The EU has complained to Britain that the terms of its post-Brexit trade deal are being ignored in the deepening dispute over fishing rights off Jersey.

The European Commission said French fishing boats were facing “additional conditions” if they were to carry on operating, in breach of the terms of the agreement hammered out on Christmas Eve.

But in a call with Jersey’s chief minister John Le Fondre, Boris Johnson again voiced his “unequivocal support” for the actions taken by the island’s government.

He said two Royal Navy patrol boats despatched to the area on Wednesday would remain in place as a “precautionary measure”.

Meanwhile, the French authorities said they were sending a pair of police patrol boats as dozens of protesting French fishing vessels gathered off the main port, St Helier.

The row erupted after the Jersey government said French boats would be required to obtain licences to carry on fishing in the island’s waters under the terms of the trade deal with the EU which came into force last Friday.

The move provoked a wave of anger among French fishing communities who complained that some boats which had operated there for years were suddenly having their access restricted.

In Brussels, a spokeswoman for the European Commission said “additional conditions” attached to the new licences represented a breach of the trade deal.

“We have… indicated to the UK that we see that the provisions of the EU/UK Trade and Co-operation Agreement, that we recently agreed, have not been met there, have not been respected,” the spokeswoman said.

Jersey’s external relations minister, Ian Gorst, said representatives of the island’s government were meeting the French fishermen in an attempt to defuse the worsening row.

“It’s important that we respond to threats, but the answer to this solution is to continue to talk and diplomacy,” he told BBC News.

Downing Street announced on Wednesday that the patrol boats HMS Severn and HMS Tamar were being sent to the island following warnings French fishing boats could try to blockade St Helier.

In turn the French maritime authority for the Channel and the North Sea said the patrol boats Athos and Themis were being sent to the island “to ensure the protection of human life at sea”.

A spokeswoman said they were being stationed to be in a position to intervene “as quickly as possible” if the situation worsens.

Local fishermen reported around 60 French boats had gathered off St Helier early on Thursday, with some entering the harbour before leaving after an hour.

In the course of the protest a Jersey fishing boat was reportedly rammed by a French vessel.

Dimitri Rogoff, who heads a group of Normandy fishermen, insisted they were not seeking to blockade the port.

“This isn’t an act of war. It’s an act of protest,” he told the Associated Press news agency.

Nevertheless, there was concern on the island that the French action could escalate if the dispute was not resolved.

Fisherman Josh Dearing described the appearance of the French boats, some letting off flares, as “like an invasion”, and welcomed the presence of the Royal Navy ships.

“We’re completely unprotected in Jersey. We’ve got nothing except for a few police officers. We don’t have a police boat, we don’t have a navy boat, we don’t have anything to protect us,” he told the PA news agency.
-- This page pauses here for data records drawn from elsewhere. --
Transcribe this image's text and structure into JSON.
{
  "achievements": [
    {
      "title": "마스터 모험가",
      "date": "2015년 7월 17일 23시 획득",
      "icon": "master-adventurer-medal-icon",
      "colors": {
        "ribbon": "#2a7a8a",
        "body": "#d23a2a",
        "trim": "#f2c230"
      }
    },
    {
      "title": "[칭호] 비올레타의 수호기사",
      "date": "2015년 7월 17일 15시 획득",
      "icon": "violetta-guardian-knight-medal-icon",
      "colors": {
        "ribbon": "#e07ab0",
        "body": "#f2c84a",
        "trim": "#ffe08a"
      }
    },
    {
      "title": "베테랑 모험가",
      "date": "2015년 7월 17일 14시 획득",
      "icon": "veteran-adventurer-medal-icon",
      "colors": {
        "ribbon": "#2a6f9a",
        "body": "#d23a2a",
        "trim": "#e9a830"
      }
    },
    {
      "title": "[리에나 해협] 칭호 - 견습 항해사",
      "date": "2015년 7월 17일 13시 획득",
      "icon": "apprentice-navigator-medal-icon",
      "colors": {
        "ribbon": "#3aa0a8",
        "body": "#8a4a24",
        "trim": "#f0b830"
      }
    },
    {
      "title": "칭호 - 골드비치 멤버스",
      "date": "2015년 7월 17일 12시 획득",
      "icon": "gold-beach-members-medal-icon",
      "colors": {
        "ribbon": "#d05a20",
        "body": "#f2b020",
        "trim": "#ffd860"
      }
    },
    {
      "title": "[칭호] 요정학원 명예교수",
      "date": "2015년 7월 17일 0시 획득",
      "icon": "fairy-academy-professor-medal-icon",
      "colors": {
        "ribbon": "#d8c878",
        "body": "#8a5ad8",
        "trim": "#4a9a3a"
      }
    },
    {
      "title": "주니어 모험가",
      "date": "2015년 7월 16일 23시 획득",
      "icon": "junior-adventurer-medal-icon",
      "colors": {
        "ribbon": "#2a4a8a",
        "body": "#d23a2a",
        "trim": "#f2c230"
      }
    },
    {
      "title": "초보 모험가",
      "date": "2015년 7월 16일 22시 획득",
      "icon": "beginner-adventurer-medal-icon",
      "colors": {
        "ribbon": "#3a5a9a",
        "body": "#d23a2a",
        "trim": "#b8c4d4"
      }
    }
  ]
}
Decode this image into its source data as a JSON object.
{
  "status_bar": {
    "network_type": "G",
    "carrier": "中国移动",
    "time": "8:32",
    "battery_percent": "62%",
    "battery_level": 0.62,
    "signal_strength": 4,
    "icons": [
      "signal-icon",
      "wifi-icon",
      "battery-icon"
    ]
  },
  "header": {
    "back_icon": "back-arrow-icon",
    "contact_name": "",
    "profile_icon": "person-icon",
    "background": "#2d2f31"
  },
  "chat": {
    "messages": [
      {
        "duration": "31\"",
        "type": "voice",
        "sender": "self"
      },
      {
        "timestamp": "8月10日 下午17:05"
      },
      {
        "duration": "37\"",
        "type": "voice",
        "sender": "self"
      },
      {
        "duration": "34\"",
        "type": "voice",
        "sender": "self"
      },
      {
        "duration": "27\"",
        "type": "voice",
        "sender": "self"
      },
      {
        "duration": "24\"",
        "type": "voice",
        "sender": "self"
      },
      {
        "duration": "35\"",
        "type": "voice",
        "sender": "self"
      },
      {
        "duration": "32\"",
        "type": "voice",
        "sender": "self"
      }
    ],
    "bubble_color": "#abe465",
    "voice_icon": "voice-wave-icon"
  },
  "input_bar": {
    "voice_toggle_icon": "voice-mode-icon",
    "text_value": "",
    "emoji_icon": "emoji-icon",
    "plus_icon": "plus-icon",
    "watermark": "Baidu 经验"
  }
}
“The French can be hostile. All of our livelihoods are in that harbour and if they wanted to they could cause damage.

“They can blockade their own harbours – they wouldn’t think twice about coming and doing it to us.”

Earlier this week French maritime minister Annick Girardin said Paris would cut off electricity to Jersey – which gets 95% of its power supply from France – if the dispute was not resolved.

Mr Gorst said Jersey authorities were “extremely grateful” for the support of the UK Government, while stressing the need to find a diplomatic resolution.

“We’ve heard disproportionate threats from Paris and now with a potential blockade, but the answer to the issues that are being faced are without doubt talking and diplomacy,” he said.

The Jersey government has said that of the 41 French boats that applied for licences last Friday, 17 had been unable to provide the evidence needed to enable them to carry on as before.

Mr Gorst said: “It’s really important that we are able to work with those fishermen to help them provide the necessary evidence so that, if required, their licences can be amended.”